Among all of Transcenda’s values, I’m mostly fond of these two in particular:
I tend to feel a kind of pressure when there’s awkward silence during company communications, especially during zoom meetings with many participants who don’t really know each other. I like to make some small talk and crack some jokes to keep the atmosphere warmer.
To me this means that there’s no part of the product that is not my responsibility. When I see any problem, even one that might be beyond our responsibility as a team, I try to help our clients. I will notify the client about such issues and will include the research on our side to prove that.
Here’s a recent example. We received a new request from the client, and I was conducting research on the best implementation plan for it. During this research, I found inconsistencies that occurred in the current client’s system. In this case, if we implemented the planned functionality, we would make the whole system work improperly. We then altered the existing structure so the planned features would be implemented smoothly.
Transparency and total lack of bureaucracy. This struck me from the very beginning, during my first interview with Transcenda’s CTO Alexey Koval. For example, I can talk freely with all of the top management of the company. If I have any questions or difficulties, I can easily reach the managers and resolve my questions very quickly. Before joining Transcenda, I worked at companies with many levels of decision-makers above you. It was hard to reach them when I had any requests which slowed all processes very much.
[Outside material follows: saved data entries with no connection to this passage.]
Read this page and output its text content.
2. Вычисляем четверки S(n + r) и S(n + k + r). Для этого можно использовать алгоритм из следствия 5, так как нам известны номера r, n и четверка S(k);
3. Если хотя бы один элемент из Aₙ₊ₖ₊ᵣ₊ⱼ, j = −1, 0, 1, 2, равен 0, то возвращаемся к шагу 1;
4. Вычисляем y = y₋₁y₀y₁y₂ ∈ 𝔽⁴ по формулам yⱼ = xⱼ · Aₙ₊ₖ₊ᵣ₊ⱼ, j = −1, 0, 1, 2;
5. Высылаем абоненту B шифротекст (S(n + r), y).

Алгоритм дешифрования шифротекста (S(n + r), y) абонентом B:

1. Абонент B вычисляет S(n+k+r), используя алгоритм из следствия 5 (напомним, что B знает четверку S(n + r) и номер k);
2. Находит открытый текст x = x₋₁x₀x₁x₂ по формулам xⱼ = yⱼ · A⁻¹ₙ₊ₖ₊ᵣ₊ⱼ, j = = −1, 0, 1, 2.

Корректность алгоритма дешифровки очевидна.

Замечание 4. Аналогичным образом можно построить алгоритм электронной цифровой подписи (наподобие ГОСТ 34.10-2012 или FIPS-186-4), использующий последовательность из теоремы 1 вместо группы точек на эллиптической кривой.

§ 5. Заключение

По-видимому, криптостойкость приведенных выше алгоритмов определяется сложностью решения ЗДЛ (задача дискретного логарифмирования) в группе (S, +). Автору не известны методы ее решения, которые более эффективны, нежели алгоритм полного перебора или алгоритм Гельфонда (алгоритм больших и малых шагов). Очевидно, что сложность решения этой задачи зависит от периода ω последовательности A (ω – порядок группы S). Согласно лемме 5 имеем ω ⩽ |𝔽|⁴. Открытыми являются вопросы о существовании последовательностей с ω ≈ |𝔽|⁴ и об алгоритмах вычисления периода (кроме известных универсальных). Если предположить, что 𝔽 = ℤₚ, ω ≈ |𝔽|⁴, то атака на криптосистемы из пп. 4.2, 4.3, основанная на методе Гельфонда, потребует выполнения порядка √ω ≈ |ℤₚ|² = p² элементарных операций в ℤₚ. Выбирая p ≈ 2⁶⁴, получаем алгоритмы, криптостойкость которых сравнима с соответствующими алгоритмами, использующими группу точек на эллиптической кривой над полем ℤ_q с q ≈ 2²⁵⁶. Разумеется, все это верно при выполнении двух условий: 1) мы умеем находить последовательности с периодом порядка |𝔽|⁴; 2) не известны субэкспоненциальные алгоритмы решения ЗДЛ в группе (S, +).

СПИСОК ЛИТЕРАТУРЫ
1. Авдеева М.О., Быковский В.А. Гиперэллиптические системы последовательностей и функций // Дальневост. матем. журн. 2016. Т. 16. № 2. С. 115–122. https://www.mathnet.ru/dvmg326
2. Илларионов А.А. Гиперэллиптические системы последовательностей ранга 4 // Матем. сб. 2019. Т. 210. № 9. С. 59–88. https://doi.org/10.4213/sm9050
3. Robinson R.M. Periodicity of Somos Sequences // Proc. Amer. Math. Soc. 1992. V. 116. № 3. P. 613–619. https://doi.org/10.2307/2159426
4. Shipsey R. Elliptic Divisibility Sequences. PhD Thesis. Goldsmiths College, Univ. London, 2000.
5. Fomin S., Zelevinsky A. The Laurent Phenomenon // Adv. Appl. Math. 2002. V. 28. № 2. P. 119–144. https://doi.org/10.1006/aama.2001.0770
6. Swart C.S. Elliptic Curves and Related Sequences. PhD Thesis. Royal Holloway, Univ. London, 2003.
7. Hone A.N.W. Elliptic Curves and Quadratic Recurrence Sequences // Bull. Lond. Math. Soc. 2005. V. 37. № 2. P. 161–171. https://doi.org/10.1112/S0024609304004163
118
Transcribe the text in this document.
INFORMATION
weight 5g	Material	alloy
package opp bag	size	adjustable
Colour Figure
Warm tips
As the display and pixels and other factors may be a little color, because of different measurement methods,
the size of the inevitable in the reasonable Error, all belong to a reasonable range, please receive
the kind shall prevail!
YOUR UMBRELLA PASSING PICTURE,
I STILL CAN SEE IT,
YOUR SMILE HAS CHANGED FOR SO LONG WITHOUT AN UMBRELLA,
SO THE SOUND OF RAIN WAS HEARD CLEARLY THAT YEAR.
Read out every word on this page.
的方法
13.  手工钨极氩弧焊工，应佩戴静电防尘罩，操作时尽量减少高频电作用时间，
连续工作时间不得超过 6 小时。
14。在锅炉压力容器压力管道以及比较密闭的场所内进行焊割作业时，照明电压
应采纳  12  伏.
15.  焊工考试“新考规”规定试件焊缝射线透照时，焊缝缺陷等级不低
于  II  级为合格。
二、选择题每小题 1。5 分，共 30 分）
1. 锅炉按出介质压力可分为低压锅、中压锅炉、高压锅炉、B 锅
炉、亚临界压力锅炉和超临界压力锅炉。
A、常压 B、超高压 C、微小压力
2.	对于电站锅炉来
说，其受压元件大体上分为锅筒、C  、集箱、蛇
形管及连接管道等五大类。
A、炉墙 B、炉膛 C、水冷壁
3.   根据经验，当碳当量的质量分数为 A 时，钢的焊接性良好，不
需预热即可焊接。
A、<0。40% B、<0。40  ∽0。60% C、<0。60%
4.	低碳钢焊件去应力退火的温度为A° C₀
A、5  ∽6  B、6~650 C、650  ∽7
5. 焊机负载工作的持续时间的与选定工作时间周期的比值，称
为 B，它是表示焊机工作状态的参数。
Typically, I start an hour before our daily standup. I go through all emails and messages I received overnight from our US clients. From there, I figure out my plans for the day. Then we have a standup where we outline the day’s team plans. After that I have one on one meetings with developers to understand their needs and how I can help.
Next the typical working routine starts which include calls, messages, as well as discussing needs and expectations with team members and clients. Closer to the evening I try to find some free time for reading tech news like Techcrunch to stay up-to-date with the current trends.
At the end of the day, I collect updates from developers about their progress during the day. Then I usually have meetings and calls with clients. I’ve noticed that many of my teammates work past usual hours, and honestly, I can’t remember a day when we were not still discussing a project while in bed before sleep. We’re very passionate about our job.
I’m lucky that I have a spare room / home office. At the beginning of lockdown, I made myself clear to my family not to interfere while I’m working.
I try to free up two-three hours a day when I don’t have any meetings, and I make sure to schedule all meetings with the team and clients so I have this free time. Usually, it’s some time between 12 pm and 3 pm. During this time I turn off all notifications on my laptop and phone to do all my desktop tasks.
I use Trello for compiling a task list for myself. This way I don’t forget about anything. It also gives me a feeling of satisfaction when you move tickets from ‘Backlog’ to ‘Done’. Additionally, you can pull up this dashboard anytime to discuss your progress during the previous day.
Also, noise cancellation on a headset works good to concentrate while working from home
I play basketball, regularly go for a run, and read a lot of literature which is not work related. I’m a big fan of Harry Potter. I enjoy rereading books and rewatching movies about Harry Potter with my seven-year-old daughter.